Composers have been putting birds in their music since the Middle Ages (“Sumer is icumen in / Lhude sing cuccu!”), and probably before that. Birds are, after all, spontaneous vocal improvisers – “proud songsters” (Hardy, again) – and they are all around. It would be surprising if their voices failed to inspire those of us who, if less naturally gifted, also spend our days attempting to communicate in song.
Supreme among avian imitators was the French composer Olivier Messiaen who, from Quartet for the End of Time in 1941 until his death half a century later, filled his music with birdsong. There are works from the 1950s and 60s that contain nothing but birdsong; a movement in the orchestral piece Chronochromie consists of a sort of dawn chorus in which eighteen solo string players are each allocated their own bird. It’s impossible to disentangle with one’s ears alone, but then often that’s the case with actual dawn choruses.
From its title, Le chant des Oiseaux sounds as though it too should be by Messiaen, but in fact it is the work of Clément Janequin, a Frenchman who lived some 400 years earlier. In between Janequin and Messiaen, Vivaldi included birdsong in the spring concerto of The Four Seasons, Beethoven put three entirely recognisable birds at the end of the slow movement of his Pastoral symphony (nightingale, quail and cuckoo, if you’re wondering), and in The Lark Ascending Vaughan Williams coaxed the skylark’s “silver chain of sound” from a solo violin. They’re just some of the most famous pieces containing birdsong. There must be thousands of others.
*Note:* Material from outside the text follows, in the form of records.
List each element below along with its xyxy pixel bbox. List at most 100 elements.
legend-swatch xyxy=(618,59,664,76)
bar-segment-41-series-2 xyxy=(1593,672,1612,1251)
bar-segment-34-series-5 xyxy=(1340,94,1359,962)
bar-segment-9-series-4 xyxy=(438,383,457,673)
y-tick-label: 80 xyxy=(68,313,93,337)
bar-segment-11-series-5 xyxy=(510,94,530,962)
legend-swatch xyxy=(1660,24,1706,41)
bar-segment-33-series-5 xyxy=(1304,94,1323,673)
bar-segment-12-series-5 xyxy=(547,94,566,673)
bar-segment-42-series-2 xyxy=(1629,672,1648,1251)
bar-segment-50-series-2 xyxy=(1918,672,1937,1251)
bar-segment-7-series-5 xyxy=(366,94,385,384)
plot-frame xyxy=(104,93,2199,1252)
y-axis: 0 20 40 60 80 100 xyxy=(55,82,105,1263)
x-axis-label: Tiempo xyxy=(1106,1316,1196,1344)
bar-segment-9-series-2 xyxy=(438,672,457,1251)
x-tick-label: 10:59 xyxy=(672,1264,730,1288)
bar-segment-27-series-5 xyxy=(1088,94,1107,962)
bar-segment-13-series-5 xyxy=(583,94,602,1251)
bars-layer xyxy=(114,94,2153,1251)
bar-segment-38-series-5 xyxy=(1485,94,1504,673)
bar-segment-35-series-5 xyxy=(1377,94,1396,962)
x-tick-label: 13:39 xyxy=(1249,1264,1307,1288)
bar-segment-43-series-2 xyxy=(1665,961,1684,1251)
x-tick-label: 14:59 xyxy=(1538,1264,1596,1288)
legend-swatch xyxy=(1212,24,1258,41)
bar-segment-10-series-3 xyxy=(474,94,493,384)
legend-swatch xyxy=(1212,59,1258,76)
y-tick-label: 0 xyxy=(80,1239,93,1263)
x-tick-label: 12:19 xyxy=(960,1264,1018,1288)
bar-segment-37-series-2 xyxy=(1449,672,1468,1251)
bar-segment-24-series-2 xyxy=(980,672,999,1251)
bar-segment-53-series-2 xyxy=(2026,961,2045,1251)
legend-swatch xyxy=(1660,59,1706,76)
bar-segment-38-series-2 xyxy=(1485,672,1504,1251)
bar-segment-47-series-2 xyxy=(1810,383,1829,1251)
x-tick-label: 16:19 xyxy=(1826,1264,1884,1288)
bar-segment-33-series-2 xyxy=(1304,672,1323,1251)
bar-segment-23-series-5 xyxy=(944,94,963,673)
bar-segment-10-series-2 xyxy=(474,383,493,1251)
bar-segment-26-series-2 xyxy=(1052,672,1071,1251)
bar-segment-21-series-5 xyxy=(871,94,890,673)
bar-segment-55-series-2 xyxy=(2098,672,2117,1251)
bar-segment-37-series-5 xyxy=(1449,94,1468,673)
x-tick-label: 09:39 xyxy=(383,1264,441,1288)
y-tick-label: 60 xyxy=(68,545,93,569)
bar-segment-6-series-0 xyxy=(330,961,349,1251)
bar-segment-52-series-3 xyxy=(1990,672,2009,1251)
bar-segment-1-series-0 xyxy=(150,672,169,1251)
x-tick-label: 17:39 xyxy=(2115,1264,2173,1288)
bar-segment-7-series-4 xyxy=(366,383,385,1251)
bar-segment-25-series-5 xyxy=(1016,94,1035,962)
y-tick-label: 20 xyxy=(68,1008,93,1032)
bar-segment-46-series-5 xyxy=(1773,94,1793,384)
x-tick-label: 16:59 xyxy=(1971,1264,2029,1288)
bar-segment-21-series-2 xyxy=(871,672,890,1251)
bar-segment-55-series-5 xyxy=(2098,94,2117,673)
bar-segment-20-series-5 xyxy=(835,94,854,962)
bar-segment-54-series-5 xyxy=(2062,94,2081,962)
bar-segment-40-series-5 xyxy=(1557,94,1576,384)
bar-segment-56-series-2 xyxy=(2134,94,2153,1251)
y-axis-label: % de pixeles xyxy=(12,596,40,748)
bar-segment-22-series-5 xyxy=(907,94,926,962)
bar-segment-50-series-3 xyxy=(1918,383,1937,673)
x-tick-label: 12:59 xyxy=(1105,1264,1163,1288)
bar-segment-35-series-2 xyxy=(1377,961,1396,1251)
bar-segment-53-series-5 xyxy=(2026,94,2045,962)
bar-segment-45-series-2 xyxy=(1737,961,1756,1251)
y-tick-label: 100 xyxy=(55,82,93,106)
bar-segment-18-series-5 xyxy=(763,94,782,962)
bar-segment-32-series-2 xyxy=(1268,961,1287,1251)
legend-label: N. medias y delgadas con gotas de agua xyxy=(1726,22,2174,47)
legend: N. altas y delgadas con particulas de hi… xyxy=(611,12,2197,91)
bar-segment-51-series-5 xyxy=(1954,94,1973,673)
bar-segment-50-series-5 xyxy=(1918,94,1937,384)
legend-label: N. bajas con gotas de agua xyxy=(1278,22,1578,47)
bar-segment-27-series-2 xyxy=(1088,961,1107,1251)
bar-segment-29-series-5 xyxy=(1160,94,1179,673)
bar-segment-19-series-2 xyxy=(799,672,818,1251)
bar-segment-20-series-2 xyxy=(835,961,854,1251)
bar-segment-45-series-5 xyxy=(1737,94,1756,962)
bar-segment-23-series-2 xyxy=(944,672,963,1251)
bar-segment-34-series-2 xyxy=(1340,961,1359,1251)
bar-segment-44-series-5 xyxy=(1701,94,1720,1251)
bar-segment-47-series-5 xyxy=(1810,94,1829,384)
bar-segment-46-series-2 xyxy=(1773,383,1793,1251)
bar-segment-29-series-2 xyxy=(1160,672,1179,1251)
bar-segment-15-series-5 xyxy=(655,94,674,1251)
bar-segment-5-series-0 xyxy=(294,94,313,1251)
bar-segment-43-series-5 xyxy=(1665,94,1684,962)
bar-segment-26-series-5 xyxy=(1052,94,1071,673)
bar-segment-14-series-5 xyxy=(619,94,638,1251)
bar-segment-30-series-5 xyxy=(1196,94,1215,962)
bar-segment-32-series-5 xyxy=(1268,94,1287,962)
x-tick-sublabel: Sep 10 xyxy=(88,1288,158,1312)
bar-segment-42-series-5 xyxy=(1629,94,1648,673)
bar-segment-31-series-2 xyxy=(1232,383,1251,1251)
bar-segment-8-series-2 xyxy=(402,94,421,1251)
If you have read Tim Lowe’s Where Song Began it will come as no surprise to learn that Australian composers (though late to the party) have added significantly to the body of music that draws on birdsong, from Peter Sculthorpe’s trademark seagulls, to the more thoroughgoing explorations of David Lumsdaine to the Diabolical Birds of Liza Lim.
One of my favourite bird composers is the Elizabethan John Bartlet (or Bartlett), who, in his song “Sweet Birds Deprive Us Never,” puts singers through their paces with a string of vocal acrobatics, none more touching than the “tiw whiw whiw whiw” of the red kite. In Bartlet’s famous madrigal “Of All the Birds that I Do Know,” the common or garden sparrow is celebrated, but also made to symbolise the composer’s girlfriend, whose sexual appetite and accompanying vocalisations may be guessed by the sparrow’s outpouring of “yetyetyetyetyet.”
The fact that Bartlet’s bird is named “Philip” is significant. With birds, we often indulge in anthropomorphism, and (as Lévi-Strauss pointed out) this extends to our giving them human first names – not only Philip Sparrow, but also Robin Redbreast, Willy Wagtail, Jenny Wren, Tom Tit and Jack Daw. We identify with them, and perhaps this is why we put them in our music. But why do we identify with them? What is it we admire?
Birds go their own way. That is the point of those West Australian birds calling unfeelingly as Georgiana Molloy writes her heartbreaking letter. We may throw them some crumbs and believe they depend on us, but mostly we envy birds their freedom. It is surely no coincidence Messiaen was a prisoner of war when he first made use of birdsong. From the confines of Stalag VIII-A, the blackbird and nightingale must have seemed to the composer the very epitome of liberty.
At the end of the previous war, in “Everyone Sang,” the soldier–poet Siegfried Sassoon had written that the sound of human singing filled him “with such delight / As prisoned birds must find in freedom.” In his poem it is a short step from simile to transformation, the second and final stanza concluding with the ecstatic shout, “O, but Everyone / Was a bird; and the song was wordless; the singing will never be done.”